Every single time I record an assignment, I mess up — a lot. But no one ever hears it. I get to simply highlight my errors and click the “delete” button. Just like that my verbal failings are obliterated without a trace. No harm, no foul. Every single time I annihilate those flawed words, I think, “I wish I could do this in real life.”

Wouldn’t it be great if we could simply delete those times when we snapped at our spouse or yelled at the kids or made some condescending comment about our neighbor? Alas, that is not possible. We cannot immediately and instantaneously unsay the words that sometimes so carelessly fly out of our mouths. But we can, over the course of time, erase them.

I cannot Jedi mind trick my wife into forgetting that I was a jerk to her. I cannot wipe my son’s mind clean like I’m some kind of MIB agent. However, I can, through the help of the Holy Spirit working in me and them, heal those wounds by intentionally fighting to use gracious speech toward them. I can choose to use gentle words that are point people toward’s God’s truth and grace rather than my cynicism or wrath. Rather than adopting a “Get Over It” attitude toward those I’ve hurt, I can pray for and seek diligently for opportunities to love them better than I have in the past. I can choose to bless those whom I have previously, and sometimes persistently, cursed.

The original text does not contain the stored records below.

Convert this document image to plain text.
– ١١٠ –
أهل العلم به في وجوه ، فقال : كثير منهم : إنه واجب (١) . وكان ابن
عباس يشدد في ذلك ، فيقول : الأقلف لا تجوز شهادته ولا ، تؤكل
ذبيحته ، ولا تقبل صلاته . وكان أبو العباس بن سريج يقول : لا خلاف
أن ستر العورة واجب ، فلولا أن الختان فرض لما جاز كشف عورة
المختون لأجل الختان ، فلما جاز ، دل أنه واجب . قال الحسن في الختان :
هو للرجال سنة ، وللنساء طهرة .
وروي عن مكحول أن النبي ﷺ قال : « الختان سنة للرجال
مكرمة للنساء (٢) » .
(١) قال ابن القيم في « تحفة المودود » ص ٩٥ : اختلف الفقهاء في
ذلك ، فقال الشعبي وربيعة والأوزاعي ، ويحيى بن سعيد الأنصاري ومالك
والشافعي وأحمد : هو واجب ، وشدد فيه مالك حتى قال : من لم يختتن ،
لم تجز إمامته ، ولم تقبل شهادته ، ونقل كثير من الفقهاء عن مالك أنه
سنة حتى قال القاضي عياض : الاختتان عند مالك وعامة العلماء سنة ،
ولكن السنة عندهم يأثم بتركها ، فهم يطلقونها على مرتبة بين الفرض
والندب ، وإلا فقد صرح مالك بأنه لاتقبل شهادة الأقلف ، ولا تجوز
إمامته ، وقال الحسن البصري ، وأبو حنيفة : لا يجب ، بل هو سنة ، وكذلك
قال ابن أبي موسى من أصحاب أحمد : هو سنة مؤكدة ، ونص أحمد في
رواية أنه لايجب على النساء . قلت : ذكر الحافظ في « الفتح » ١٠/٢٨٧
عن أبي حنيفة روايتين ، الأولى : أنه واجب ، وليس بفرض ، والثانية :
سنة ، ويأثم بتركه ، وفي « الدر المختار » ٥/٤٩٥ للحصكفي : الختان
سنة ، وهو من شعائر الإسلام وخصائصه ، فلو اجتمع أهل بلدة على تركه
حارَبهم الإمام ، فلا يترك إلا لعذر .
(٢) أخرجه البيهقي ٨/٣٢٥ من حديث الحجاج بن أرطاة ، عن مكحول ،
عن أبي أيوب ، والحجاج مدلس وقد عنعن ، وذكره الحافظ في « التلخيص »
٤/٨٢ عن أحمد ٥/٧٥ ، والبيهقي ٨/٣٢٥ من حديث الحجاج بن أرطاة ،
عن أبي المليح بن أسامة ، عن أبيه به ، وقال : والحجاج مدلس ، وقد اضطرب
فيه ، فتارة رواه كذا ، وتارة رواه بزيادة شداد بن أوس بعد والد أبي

Don’t get me wrong. There is a prominent place to boldly speak the truth of God’s Word, but it must be done with grace. Plus, let’s face it. Most of the times we injure people with our words, it has nothing to do with God and everything to do with our sinful hearts.

There is no “delete” button for our words, but there is the overflowing, reconciling grace of God that can set you free from burning down people’s lives with your words and heal those who have been charred by your speech.